Sunday, June 12, 2016
Chap. XVIII The Atheists
I. THE PHILOSOPHIC ECSTACY
But since many philosophers in eighteenth-century France were hostile to Christianity as they knew it, the word philosophe took on an anti-Christian connotation; and usually, in our use of the French term, it will carry that implication. So we shall call La Mettrie, Voltaire, Diderot, d'Alembert, Grimm, Helvétius, and d’Holbach philosophes. The debate that agitated the intellectual classes in the half century before the Revolution was not quite a conflict between religion and philosophy, it was primarily a conflict between the philosophes and Catholic Christianity as it then existed in France. It was the pent up wrath of the French mind after centuries in which religion had sullied its services with obscurantism, persecution, and massacre. The reaction went to extremes, but so had the massacre of St. Bartholomew (1572), the assassination of Henry IV (1610), and the dragonnades of the Revocation (1685).

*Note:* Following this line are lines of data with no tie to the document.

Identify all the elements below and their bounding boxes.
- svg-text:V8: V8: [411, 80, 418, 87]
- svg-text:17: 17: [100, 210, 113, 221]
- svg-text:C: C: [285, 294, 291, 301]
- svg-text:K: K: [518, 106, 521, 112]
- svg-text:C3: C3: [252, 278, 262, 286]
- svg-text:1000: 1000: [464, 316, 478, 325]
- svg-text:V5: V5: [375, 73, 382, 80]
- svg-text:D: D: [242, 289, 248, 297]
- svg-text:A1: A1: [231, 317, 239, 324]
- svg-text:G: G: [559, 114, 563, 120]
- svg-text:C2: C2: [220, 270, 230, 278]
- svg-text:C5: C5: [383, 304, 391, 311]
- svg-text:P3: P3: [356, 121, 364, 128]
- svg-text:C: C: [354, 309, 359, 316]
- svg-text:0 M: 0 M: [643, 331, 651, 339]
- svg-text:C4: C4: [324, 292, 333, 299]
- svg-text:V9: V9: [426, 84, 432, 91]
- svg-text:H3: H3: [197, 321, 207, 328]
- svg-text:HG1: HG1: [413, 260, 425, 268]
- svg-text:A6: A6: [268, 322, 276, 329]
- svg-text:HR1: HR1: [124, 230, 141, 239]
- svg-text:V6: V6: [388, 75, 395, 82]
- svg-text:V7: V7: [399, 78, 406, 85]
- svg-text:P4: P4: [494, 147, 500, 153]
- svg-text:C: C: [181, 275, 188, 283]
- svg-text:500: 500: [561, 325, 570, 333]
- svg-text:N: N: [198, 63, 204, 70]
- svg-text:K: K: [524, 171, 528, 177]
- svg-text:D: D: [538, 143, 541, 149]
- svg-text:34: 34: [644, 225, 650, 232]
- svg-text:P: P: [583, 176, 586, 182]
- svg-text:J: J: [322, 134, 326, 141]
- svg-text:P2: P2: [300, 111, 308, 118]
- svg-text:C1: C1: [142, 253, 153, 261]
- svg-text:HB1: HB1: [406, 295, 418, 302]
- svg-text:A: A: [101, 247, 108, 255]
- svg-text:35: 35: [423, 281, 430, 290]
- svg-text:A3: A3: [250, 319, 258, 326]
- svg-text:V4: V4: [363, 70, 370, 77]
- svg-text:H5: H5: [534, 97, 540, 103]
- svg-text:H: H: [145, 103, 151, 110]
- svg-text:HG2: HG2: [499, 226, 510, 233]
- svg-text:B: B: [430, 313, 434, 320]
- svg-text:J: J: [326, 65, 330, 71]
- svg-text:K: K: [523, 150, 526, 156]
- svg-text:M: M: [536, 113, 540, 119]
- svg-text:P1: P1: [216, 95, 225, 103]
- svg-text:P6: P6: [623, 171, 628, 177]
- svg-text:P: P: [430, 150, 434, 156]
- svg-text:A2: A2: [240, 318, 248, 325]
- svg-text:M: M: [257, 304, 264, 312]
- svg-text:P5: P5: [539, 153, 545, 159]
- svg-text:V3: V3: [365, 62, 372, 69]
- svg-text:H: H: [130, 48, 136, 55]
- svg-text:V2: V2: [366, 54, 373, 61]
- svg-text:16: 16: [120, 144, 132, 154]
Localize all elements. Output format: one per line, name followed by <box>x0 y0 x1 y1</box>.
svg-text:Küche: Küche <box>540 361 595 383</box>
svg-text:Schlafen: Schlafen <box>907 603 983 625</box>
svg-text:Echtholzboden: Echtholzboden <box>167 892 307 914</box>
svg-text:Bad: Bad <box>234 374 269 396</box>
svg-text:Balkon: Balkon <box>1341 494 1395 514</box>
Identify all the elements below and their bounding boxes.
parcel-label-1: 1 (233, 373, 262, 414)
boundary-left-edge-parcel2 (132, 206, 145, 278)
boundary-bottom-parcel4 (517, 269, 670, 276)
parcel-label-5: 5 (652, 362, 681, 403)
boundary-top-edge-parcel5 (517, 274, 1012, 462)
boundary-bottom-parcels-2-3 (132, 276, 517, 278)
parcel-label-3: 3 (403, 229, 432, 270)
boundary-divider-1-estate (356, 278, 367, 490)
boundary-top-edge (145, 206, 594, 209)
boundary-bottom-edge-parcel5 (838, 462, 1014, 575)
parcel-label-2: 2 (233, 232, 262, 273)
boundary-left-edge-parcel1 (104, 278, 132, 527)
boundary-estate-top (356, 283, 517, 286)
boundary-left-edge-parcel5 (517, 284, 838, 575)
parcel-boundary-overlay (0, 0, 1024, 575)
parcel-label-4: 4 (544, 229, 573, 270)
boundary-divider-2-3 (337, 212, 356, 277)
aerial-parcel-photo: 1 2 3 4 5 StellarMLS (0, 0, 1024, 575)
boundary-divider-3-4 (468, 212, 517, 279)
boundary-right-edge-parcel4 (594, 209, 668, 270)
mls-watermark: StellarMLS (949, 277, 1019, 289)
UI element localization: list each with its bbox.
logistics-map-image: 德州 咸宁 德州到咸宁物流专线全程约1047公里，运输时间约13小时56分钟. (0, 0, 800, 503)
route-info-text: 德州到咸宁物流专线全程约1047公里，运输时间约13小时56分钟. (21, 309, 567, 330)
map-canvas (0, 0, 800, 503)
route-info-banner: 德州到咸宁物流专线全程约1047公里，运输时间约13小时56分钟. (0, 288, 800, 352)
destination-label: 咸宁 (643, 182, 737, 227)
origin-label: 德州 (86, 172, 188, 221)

The French philosophers were a new breed. First of all, they were clear. They were not solemn recluses, talking to themselves or their like in esoteric gibberish. They were men of letters, who knew how to make thoughts shine through words. They turned their backs on metaphysics as a hopeless quest, and on systems of philosophy as pretentious vanities. They wrote not long convoluted treatises, laboriously evolving the world from one idea, but relatively short essays, diverting dialogues, novels sometimes spiced with obscenity, satires that could slay with laughter, epigrams that could crush with a line. These philosophers attuned their speech to the men and women of the salons; in many cases they addressed their works to distinguished ladies; such books were bound to be intelligible, and might make atheism charming. So philosophy became a social force, moving out of the schools into society and government. It took part in the conflict of powers; It was in the news. And since all educated Europe looked to France for the latest notions, the works of the French philosophers reached into England, Italy, Spain, Portugal, Germany, Sweden, and Russia.
For now the faith in reason, which had had its chanticleer in Francis before, became the foundation and instrument of "liberal" thought—i.e., in this aspect, thought liberated from the myths of the Bible and the dogmas of the Church. Reason appeared in all the glory of a new revelation; it claimed authority henceforth in every field, and proposed to reform education, religion, morals, literature, economy, and government in its own bright image. The philosophes admitted the frailty of reason, as of everything human; they knew that it could be deceived by bad logic or a mistaken interpretation of experience; and they did not have to wait for Schopenhauer to tell them that reason is usually the servant of desire, the handmaiden of the will.
A spirit of optimism prevailed among the philosophes. Never had men been so confident that they could remold, if not themselves, at least society. There rose in the second half of the eighteenth century an élan of the mind that seemed to make old and ailing France young and strong again. Not since the days of the Greek Sophists had there been so many ideas in the air, or so invigorating a spirit of inquiry and debate. And because Paris was now the intellectual capital of Europe, the Enlightenment became as wide a movement as the Renaissance and the Reformation.
IV. IS MAN A MACHINE?
La Mettrie quoted a probably fictitious "friend" as holding that "the universe will never be happy unless it is atheistic"; for then there will be no more theological disputes, no ecclesiastical persecutions, no more religious wars, and man will express his natural instincts with no sense of sin. Let no man (said La Mettrie) repent his indulgence in sensual delights if these involved no harm to others.